60 Aurigae

Observation data Epoch J2000 Equinox J2000
- Constellation: Auriga
- Right ascension: 06^{h} 53^{m} 13.40058^{s}
- Declination: +38° 26′ 16.8476″
- Apparent magnitude (V): 6.319 (6.47/8.96)

Characteristics
- Spectral type: F5 V (A8/G0)
- B−V color index: +0.328

Astrometry
- Radial velocity (R_{v}): +32.4 km/s
- Proper motion (μ): RA: +42.40 mas/yr Dec.: −179.12 mas/yr
- Parallax (π): 15.21±1.03 mas
- Distance: 210 ± 10 ly (66 ± 4 pc)
- Absolute magnitude (M_{V}): 2.11

Orbit
- Period (P): 271.10±61.00 yr
- Semi-major axis (a): 0.793±0.073″
- Eccentricity (e): 0.487±0.090
- Inclination (i): 58.4±5.4°
- Longitude of the node (Ω): 156.4±7.0°
- Periastron epoch (T): 2002.72±6.07
- Argument of periastron (ω) (secondary): 59.7±19.9°

Details
- Temperature: 6,223 K
- Metallicity [Fe/H]: +0.04 dex
- Age: 1.7 Gyr
- Other designations: 60 Aurigae, BD+38°1636, HD 50037, HIP 33064, HR 2541, SAO 59576.

Database references
- SIMBAD: data

= 60 Aurigae =

Binary star system in the constellation Auriga

60 Aurigae is a binary star system in the northern constellation of Auriga. The pair have a combined apparent visual magnitude of 6.319 and, based upon parallax measurements, they are approximately 210 ly distant from the Earth.
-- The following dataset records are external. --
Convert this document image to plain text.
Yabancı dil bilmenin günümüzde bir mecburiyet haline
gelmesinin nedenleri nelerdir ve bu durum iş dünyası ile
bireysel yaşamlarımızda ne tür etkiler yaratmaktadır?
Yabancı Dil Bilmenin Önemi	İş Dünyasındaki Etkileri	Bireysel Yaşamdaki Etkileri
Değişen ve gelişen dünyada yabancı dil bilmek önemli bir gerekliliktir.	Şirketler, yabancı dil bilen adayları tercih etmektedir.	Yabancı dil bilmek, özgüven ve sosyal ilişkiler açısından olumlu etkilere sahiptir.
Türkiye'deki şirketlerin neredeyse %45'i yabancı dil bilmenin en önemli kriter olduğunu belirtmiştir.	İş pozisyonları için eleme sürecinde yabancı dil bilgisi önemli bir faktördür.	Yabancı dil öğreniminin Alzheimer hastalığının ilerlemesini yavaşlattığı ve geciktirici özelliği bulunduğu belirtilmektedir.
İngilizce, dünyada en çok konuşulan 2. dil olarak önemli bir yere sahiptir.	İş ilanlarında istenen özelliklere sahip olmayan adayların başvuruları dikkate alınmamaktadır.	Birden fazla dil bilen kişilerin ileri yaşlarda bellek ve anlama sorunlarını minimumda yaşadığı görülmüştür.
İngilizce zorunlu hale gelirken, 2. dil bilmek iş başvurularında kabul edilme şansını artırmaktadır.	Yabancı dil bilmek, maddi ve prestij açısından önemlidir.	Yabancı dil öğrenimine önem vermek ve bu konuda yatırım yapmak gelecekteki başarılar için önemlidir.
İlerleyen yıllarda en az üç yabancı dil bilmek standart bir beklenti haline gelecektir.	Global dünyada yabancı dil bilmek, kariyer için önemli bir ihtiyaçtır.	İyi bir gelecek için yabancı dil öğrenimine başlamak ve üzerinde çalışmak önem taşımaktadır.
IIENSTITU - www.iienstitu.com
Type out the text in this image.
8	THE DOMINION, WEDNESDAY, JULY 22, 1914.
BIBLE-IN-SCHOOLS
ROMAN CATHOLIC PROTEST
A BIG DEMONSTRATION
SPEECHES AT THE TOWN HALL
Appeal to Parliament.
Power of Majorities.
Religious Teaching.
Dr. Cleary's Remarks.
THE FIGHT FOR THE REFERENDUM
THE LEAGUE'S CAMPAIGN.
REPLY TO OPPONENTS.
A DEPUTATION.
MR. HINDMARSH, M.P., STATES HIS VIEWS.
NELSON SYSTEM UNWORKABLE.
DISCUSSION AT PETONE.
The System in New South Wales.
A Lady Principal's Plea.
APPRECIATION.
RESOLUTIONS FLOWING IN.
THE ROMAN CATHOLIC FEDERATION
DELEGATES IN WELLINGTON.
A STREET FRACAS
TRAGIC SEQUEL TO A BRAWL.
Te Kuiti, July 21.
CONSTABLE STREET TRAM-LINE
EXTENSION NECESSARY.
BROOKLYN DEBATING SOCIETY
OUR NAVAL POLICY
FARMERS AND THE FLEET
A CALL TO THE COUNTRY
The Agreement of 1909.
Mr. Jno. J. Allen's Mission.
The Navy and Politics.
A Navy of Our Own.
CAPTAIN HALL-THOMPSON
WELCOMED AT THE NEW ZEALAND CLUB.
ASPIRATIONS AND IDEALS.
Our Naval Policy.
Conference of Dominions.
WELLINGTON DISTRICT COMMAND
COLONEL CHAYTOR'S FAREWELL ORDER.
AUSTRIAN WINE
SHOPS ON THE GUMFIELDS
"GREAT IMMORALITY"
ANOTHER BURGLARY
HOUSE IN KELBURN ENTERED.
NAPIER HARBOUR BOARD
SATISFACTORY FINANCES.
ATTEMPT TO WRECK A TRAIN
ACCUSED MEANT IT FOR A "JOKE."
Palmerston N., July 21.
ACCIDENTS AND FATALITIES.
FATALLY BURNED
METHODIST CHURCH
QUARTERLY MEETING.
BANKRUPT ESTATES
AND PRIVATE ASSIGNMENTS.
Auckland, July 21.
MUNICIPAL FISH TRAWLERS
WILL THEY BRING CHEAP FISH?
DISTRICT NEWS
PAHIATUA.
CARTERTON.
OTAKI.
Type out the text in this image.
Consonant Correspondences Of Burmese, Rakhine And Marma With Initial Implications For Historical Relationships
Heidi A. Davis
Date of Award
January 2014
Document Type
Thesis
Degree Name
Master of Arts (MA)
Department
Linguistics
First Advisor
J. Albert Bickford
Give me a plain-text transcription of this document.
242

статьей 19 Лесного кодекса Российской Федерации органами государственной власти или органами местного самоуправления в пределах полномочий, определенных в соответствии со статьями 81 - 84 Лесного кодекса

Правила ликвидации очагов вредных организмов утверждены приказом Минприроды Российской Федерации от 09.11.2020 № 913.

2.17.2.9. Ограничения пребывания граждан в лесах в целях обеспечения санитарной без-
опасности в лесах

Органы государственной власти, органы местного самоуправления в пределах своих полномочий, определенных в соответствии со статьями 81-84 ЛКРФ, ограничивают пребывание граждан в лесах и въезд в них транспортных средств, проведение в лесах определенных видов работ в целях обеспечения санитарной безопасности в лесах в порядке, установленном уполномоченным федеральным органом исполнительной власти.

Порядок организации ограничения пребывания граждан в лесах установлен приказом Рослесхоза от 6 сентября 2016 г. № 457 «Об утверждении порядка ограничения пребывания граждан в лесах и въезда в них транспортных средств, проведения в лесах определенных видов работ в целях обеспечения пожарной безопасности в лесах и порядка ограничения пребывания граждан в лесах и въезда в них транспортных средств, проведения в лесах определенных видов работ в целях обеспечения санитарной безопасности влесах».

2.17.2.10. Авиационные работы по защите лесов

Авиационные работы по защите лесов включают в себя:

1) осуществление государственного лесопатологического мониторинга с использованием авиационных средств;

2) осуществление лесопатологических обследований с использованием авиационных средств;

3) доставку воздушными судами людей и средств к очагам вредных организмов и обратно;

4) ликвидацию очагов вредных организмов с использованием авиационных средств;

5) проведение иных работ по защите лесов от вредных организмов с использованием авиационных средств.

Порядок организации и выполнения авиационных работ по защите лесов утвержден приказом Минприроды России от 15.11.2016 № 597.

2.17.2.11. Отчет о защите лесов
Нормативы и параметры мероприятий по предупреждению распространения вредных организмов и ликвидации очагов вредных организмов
The combined spectrum of the pair match a stellar classification of F5 V. The primary component may be an A-type star with an apparent magnitude of
6.47, while the fainter, 8.96 magnitude secondary is possibly a G-type star. The pair orbit each other with a period of 271.1 years at an angular separation of 0.793 arcseconds.

==Nomenclature==
60 Aurigae is the Flamsteed designation of this star, also catalogued as HR 2541 and HD 50037. The designation 60 Aurigae has sometimes been identified with Psi^{8} Aurigae however Simbad lists Psi^{8} Aurigae as 61 Aurigae.